Updated 31 October 2020

Pakistan's support for Kashmiri cause unwavering, Raheel Sharif says in Riyadh

  • Pakistani embassy in Riyadh held a seminar on the human rights situation in Kashmiri territory to mark Kashmir Black Day
  • Kashmiri self-determination is not only a moral and legally justified right, former Saudi ambassador to Pakistan says

ISLAMABAD: Former Pakistan army chief Gen. Raheel Sharif said that Pakistan supports the Kashmiri cause with an "unflinching resolve."

The general's comment came during a seminar, "Human Rights Situation in Kashmir: Implications for Regional Peace and Stability," organized by the Pakistani embassy in Riyadh to observe Kashmir Black Day on Thursday.

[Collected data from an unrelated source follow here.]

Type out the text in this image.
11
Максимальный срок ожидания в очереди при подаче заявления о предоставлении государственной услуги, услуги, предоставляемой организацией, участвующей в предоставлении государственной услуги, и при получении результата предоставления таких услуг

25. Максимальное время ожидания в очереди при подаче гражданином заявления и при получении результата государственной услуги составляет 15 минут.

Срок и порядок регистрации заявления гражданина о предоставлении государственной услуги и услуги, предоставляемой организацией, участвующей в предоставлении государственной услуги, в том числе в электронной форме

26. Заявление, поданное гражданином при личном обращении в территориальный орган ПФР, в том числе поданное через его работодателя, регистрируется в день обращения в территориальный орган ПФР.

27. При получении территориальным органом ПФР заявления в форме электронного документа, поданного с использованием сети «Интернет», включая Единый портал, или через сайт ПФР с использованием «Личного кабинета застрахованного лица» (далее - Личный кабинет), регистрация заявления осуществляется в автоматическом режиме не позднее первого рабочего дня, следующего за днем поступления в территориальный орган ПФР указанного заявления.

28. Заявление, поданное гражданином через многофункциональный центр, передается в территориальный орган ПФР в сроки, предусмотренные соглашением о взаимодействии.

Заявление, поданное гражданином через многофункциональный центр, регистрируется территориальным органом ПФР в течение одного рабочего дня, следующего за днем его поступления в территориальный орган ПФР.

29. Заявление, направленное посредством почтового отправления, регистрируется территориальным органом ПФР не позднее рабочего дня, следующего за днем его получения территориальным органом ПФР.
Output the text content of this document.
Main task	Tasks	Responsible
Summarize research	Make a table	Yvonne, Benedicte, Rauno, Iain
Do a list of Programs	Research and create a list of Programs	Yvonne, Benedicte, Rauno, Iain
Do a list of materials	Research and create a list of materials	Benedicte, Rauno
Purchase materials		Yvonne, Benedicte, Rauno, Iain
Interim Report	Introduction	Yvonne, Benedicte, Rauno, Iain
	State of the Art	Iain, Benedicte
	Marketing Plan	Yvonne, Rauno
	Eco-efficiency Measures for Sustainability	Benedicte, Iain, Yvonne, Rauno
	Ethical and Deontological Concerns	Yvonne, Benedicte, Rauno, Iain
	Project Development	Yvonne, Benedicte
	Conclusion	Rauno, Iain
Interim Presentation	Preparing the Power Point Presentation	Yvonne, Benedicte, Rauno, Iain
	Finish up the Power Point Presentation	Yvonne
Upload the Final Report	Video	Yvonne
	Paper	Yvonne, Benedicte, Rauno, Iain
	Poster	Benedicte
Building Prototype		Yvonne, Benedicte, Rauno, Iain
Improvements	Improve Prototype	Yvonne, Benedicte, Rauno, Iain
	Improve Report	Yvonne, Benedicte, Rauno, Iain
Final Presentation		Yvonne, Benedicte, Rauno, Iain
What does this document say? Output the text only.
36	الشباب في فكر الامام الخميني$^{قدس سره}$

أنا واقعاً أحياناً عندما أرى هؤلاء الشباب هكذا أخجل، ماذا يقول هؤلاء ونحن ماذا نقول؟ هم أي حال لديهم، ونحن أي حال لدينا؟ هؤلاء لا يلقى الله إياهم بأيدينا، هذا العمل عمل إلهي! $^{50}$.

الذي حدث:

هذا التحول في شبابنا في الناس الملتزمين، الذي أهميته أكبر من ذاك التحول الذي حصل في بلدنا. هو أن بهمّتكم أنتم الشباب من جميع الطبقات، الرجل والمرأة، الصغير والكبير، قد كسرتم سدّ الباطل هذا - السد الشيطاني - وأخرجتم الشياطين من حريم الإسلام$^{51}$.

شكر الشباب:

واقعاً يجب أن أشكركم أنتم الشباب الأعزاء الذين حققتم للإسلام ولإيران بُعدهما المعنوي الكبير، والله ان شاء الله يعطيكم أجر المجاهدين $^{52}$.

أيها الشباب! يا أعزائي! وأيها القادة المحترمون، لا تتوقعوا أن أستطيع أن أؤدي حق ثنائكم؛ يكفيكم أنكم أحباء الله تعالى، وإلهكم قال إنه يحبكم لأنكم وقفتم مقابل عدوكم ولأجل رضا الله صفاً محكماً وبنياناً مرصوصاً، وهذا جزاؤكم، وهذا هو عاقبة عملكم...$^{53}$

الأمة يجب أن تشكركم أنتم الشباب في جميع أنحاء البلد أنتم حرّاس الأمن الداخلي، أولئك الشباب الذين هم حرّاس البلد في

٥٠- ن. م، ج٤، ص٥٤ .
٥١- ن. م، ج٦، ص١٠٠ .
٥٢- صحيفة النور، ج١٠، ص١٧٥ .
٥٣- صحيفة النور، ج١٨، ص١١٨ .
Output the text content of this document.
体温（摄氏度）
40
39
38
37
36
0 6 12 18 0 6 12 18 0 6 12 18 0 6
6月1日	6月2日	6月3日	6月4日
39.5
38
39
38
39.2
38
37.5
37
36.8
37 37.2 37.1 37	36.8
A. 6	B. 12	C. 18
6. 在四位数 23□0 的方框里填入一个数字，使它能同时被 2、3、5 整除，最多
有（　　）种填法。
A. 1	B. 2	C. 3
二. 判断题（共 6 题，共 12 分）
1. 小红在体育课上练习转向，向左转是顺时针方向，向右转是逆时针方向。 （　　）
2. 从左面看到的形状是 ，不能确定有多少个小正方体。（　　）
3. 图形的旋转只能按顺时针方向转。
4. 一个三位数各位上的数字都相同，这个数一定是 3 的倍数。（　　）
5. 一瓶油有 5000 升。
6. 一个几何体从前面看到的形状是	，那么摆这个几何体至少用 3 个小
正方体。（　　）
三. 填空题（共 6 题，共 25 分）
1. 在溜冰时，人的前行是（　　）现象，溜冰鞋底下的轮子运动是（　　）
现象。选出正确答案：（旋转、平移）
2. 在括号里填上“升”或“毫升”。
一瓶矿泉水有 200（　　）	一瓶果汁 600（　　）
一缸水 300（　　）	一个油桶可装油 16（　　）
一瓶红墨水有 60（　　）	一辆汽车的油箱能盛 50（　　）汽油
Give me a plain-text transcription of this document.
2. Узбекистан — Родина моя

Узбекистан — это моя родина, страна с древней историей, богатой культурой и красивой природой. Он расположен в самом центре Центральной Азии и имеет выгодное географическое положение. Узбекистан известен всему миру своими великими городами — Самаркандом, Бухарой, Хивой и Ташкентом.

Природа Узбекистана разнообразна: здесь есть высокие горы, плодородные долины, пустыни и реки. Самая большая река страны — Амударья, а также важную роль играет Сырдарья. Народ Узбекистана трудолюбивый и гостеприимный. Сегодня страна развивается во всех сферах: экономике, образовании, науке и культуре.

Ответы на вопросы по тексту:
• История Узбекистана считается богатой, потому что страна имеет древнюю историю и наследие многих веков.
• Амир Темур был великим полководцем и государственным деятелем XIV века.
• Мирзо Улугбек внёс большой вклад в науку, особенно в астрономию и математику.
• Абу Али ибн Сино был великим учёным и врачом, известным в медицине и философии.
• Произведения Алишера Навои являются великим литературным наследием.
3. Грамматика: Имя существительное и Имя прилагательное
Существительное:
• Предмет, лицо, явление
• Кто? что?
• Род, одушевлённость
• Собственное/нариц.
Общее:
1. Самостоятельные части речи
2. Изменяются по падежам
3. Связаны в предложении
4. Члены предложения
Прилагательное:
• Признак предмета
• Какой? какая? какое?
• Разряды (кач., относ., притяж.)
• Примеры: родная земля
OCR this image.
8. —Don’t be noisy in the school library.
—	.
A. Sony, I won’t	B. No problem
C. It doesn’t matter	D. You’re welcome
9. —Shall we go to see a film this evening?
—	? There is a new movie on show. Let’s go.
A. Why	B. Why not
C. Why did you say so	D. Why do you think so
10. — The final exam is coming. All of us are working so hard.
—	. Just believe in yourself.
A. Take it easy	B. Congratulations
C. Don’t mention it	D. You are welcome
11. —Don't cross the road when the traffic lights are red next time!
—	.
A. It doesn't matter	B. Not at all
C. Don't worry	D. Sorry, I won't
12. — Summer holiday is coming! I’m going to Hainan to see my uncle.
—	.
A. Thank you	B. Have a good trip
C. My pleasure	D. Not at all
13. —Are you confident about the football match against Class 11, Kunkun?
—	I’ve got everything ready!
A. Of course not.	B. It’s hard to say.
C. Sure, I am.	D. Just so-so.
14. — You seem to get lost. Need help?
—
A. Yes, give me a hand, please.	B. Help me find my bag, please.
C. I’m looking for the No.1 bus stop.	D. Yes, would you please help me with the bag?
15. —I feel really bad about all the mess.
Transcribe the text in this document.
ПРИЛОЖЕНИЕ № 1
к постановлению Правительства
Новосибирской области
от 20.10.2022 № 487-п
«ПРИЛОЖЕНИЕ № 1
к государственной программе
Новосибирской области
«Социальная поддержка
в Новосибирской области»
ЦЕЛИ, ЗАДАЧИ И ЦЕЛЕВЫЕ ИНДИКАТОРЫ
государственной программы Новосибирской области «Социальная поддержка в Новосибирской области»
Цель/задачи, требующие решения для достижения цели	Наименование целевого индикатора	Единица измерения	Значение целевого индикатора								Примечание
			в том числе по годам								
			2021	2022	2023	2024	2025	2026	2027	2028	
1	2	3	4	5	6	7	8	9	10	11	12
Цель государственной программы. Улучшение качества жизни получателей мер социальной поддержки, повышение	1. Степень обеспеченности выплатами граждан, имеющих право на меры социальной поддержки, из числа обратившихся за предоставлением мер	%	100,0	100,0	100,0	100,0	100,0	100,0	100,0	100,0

"Let it be known that every citizen of Pakistan stands united with the people of Kashmir and supports their struggle for freedom with an unflinching resolve," said Gen. Raheel Sharif, who now leads the Islamic Military Counter Terrorism Coalition, a counterterrorist alliance of Muslim countries, which is headquartered in Saudi Arabia.

"The issue of Kashmir is very close to every Pakistani’s heart as we fully understand the cause and dynamics of this struggle right from the beginning. We have closely witnessed the sufferings of our Kashmiri brethren and appreciate their resolve and valor in pursuit of their goal and fundamental human rights."

Former Pakistan army chief Gen. Raheel Sharif participates in a seminar organized in Riyadh by the Pakistani embassy to observe Kashmir Black Day on Thursday, Oct. 29, 2020. (Pakistan Embassy Riyadh via AN)

Kashmiri territory is divided between India and Pakistan, but both countries claim the region in its entirety. Crackdowns in the Indian-administered part have been escalating since August 2019, when New Delhi scrapped Articles 370 and 35A of the constitution, which gave Kashmiris limited autonomy and protected their domicile and employment rights.

If not reversed, the Indian regime's August move, Sharif said, will cause "further unrest in the region."

Saudi Arabia's former ambassador to Pakistan, Ali Awadh Asseri, who was one of speakers in the seminar, said that last year's change in Kashmir's status "through annexation and division of the internationally recognized disputed region," as well as subsequent lockdown and "enforced demographic shift currently underway" have aggravated the humanitarian crisis in the region.

"Kashmiri people are facing a more dangerous situation now as every passing day is marginalizing their political status and socio-economic space," he said during the seminar, as he recalled serving in Pakistan and leading Saudi relief efforts after an earthquake that devastated Kashmir in 2005.  

Saudi Arabia's former ambassador to Pakistan, Ali Awadh Asseri, participates in a seminar organized in Riyadh by the Pakistani embassy to observe Kashmir Black Day on Thursday, Oct. 29, 2020. (Pakistan Embassy Riyadh via AN)

He said the relief could not reach the Indian-administered part of the territory, as New Delhi did not grant access. "We remember that Kashmir on the other side of LOC also faced devastating effects of the earthquake but could not do much due to lack of access by the Indian authorities."

"Kashmiri people want to live their lives according to their free will and India has denied this basic right and instead chosen the path of repression," Asseri added.

"The Kashmiri demand of self-determination is not only the moral right but also legally justified under UN security council resolutions."

India on Wednesday notified new laws that allow non-Kashmiris to buy land in the disputed region, rising concerns that the new regulation would dilute the Muslim-majority character of the region.

"Contrary to Indian claims of bringing development to the Kashmir valley, the real motive remains altering the demographics of the Muslim-majority territory," Islamabad's ambassador to Saudi Arabia, Raja Ali Ejaz, told Arab News after the seminar.

He added that the Pakistani government remains "fully committed to the Kashmir cause."